BARD: Bridging AutoRegressive and Diffusion Vision-Language Models Via Highly Efficient Progressive Block Merging and Stage-Wise Distillation

arXiv cs.CV / 4/21/2026

📰 NewsDeveloper Stack & InfrastructureIdeas & Deep AnalysisModels & Research

Key Points

  • The paper introduces BARD, a framework to convert a pretrained autoregressive vision-language model into a same-architecture, decoding-efficient diffusion VLM (dVLM) without major quality loss.
  • BARD uses progressive supervised block merging to gradually increase decoding block size, plus stage-wise intra-dVLM distillation from a fixed small-block diffusion “anchor” to recover performance degraded by larger blocks.
  • It improves robustness and denoising token revision via a mixed noise scheduler, and enables efficient training on long multimodal sequences with memory-friendly training techniques.
  • The authors find that distilling directly from the autoregressive regime into diffusion is poorly aligned and may hurt results, while distillation within the diffusion regime is consistently effective.
  • Experiments transferring capabilities from Qwen3-VL show strong multimodal performance with ≤4.4M data, achieving new state of the art among comparable-scale open dVLMs (at 4B and 8B) and up to 3× decoding throughput speedup versus the source model.

Abstract

Autoregressive vision-language models (VLMs) deliver strong multimodal capability, but their token-by-token decoding imposes a fundamental inference bottleneck. Diffusion VLMs offer a more parallel decoding paradigm, yet directly converting a pretrained autoregressive VLM into a large-block diffusion VLM (dVLM) often leads to substantial quality degradation. In this work, we present BARD, a simple and effective bridging framework that converts a pretrained autoregressive VLM into a same-architecture, decoding-efficient dVLM. Our approach combines progressive supervised block merging, which gradually enlarges the decoding block size, with stage-wise intra-dVLM distillation from a fixed small-block diffusion anchor to recover performance lost at larger blocks.
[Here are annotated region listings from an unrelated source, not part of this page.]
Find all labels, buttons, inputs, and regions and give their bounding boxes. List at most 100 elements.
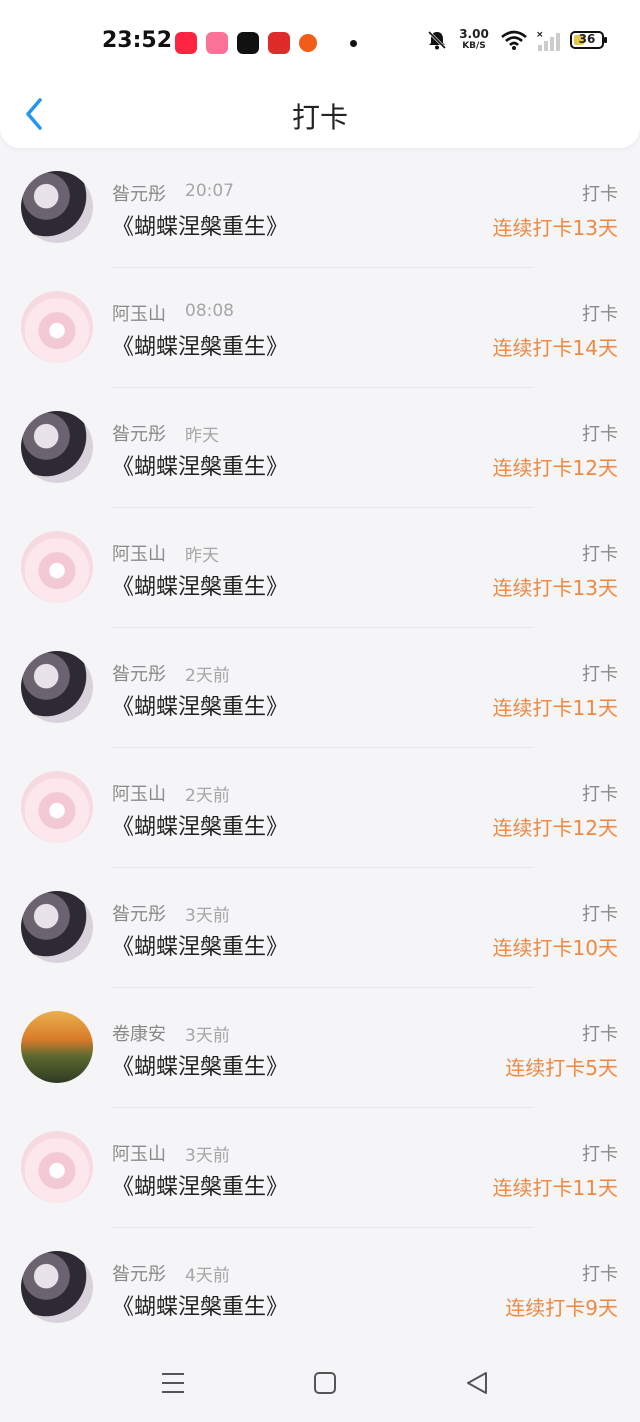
battery-level: 36: [578, 32, 596, 46]
streak-label: 连续打卡13天: [492, 216, 618, 240]
battery-icon: 36: [570, 31, 607, 49]
more-notifications-dot-icon: [350, 39, 357, 47]
avatar[interactable]: [21, 1251, 93, 1323]
list-item[interactable]: 阿玉山 3天前 《蝴蝶涅槃重生》 打卡 连续打卡11天: [0, 1112, 640, 1232]
book-title[interactable]: 《蝴蝶涅槃重生》: [112, 689, 288, 721]
list-item[interactable]: 昝元彤 2天前 《蝴蝶涅槃重生》 打卡 连续打卡11天: [0, 632, 640, 752]
book-title[interactable]: 《蝴蝶涅槃重生》: [112, 1289, 288, 1321]
signal-icon: ×: [536, 30, 560, 51]
list-item[interactable]: 昝元彤 4天前 《蝴蝶涅槃重生》 打卡 连续打卡9天: [0, 1232, 640, 1352]
list-item[interactable]: 阿玉山 昨天 《蝴蝶涅槃重生》 打卡 连续打卡13天: [0, 512, 640, 632]
mute-bell-icon: [427, 30, 447, 50]
post-time: 昨天: [185, 426, 219, 446]
avatar[interactable]: [21, 891, 93, 963]
user-name[interactable]: 昝元彤: [112, 180, 166, 206]
list-item[interactable]: 阿玉山 08:08 《蝴蝶涅槃重生》 打卡 连续打卡14天: [0, 272, 640, 392]
streak-label: 连续打卡10天: [492, 936, 618, 960]
user-name[interactable]: 阿玉山: [112, 300, 166, 326]
user-name[interactable]: 昝元彤: [112, 1260, 166, 1286]
checkin-tag: 打卡: [582, 1024, 618, 1045]
checkin-tag: 打卡: [582, 1264, 618, 1285]
divider: [112, 1227, 532, 1228]
page-title: 打卡: [291, 101, 348, 134]
checkin-tag: 打卡: [582, 1144, 618, 1165]
book-title[interactable]: 《蝴蝶涅槃重生》: [112, 569, 288, 601]
toutiao-app-icon: [268, 32, 290, 54]
avatar[interactable]: [21, 651, 93, 723]
checkin-tag: 打卡: [582, 424, 618, 445]
list-item[interactable]: 卷康安 3天前 《蝴蝶涅槃重生》 打卡 连续打卡5天: [0, 992, 640, 1112]
network-speed: 3.00 KB/S: [459, 27, 489, 51]
streak-label: 连续打卡11天: [492, 696, 618, 720]
post-time: 3天前: [185, 1146, 230, 1166]
bilibili-app-icon: [206, 32, 228, 54]
notification-icons: [175, 32, 357, 54]
divider: [112, 747, 532, 748]
post-time: 2天前: [185, 786, 230, 806]
divider: [112, 507, 532, 508]
streak-label: 连续打卡5天: [505, 1056, 618, 1080]
back-triangle-icon[interactable]: [464, 1369, 492, 1397]
post-time: 20:07: [185, 181, 234, 201]
avatar[interactable]: [21, 291, 93, 363]
post-time: 3天前: [185, 906, 230, 926]
menu-icon[interactable]: [159, 1369, 187, 1397]
avatar[interactable]: [21, 531, 93, 603]
status-time: 23:52: [102, 28, 173, 53]
checkin-tag: 打卡: [582, 904, 618, 925]
user-name[interactable]: 昝元彤: [112, 420, 166, 446]
divider: [112, 987, 532, 988]
wifi-icon: [501, 30, 527, 50]
avatar[interactable]: [21, 1011, 93, 1083]
streak-label: 连续打卡13天: [492, 576, 618, 600]
streak-label: 连续打卡9天: [505, 1296, 618, 1320]
checkin-tag: 打卡: [582, 664, 618, 685]
svg-text:×: ×: [536, 30, 544, 40]
home-icon[interactable]: [311, 1369, 339, 1397]
streak-label: 连续打卡12天: [492, 456, 618, 480]
list-item[interactable]: 昝元彤 20:07 《蝴蝶涅槃重生》 打卡 连续打卡13天: [0, 152, 640, 272]
divider: [112, 867, 532, 868]
list-item[interactable]: 阿玉山 2天前 《蝴蝶涅槃重生》 打卡 连续打卡12天: [0, 752, 640, 872]
book-title[interactable]: 《蝴蝶涅槃重生》: [112, 809, 288, 841]
divider: [112, 627, 532, 628]
post-time: 3天前: [185, 1026, 230, 1046]
tiktok-app-icon: [237, 32, 259, 54]
avatar[interactable]: [21, 171, 93, 243]
divider: [112, 267, 532, 268]
user-name[interactable]: 阿玉山: [112, 540, 166, 566]
book-title[interactable]: 《蝴蝶涅槃重生》: [112, 209, 288, 241]
list-item[interactable]: 昝元彤 3天前 《蝴蝶涅槃重生》 打卡 连续打卡10天: [0, 872, 640, 992]
system-nav-bar: [0, 1355, 640, 1422]
user-name[interactable]: 阿玉山: [112, 1140, 166, 1166]
list-item[interactable]: 昝元彤 昨天 《蝴蝶涅槃重生》 打卡 连续打卡12天: [0, 392, 640, 512]
book-title[interactable]: 《蝴蝶涅槃重生》: [112, 929, 288, 961]
post-time: 昨天: [185, 546, 219, 566]
post-time: 2天前: [185, 666, 230, 686]
user-name[interactable]: 昝元彤: [112, 660, 166, 686]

We further incorporate a mixed noise scheduler to improve robustness and token revision during denoising, and memory-friendly training to enable efficient training on long multimodal sequences. A key empirical finding is that direct autoregressive-to-diffusion distillation is poorly aligned and can even hurt performance, whereas distillation within the diffusion regime is consistently effective. Experimental results show that, with \leq 4.4M data, BARD-VL transfers strong multimodal capability from Qwen3-VL to a large-block dVLM. Remarkably, BARD-VL establishes a new SOTA among comparable-scale open dVLMs on our evaluation suite at both 4B and 8B scales. At the same time, BARD-VL achieves up to \textbf{3\times} decoding throughput speedup compared to the source model.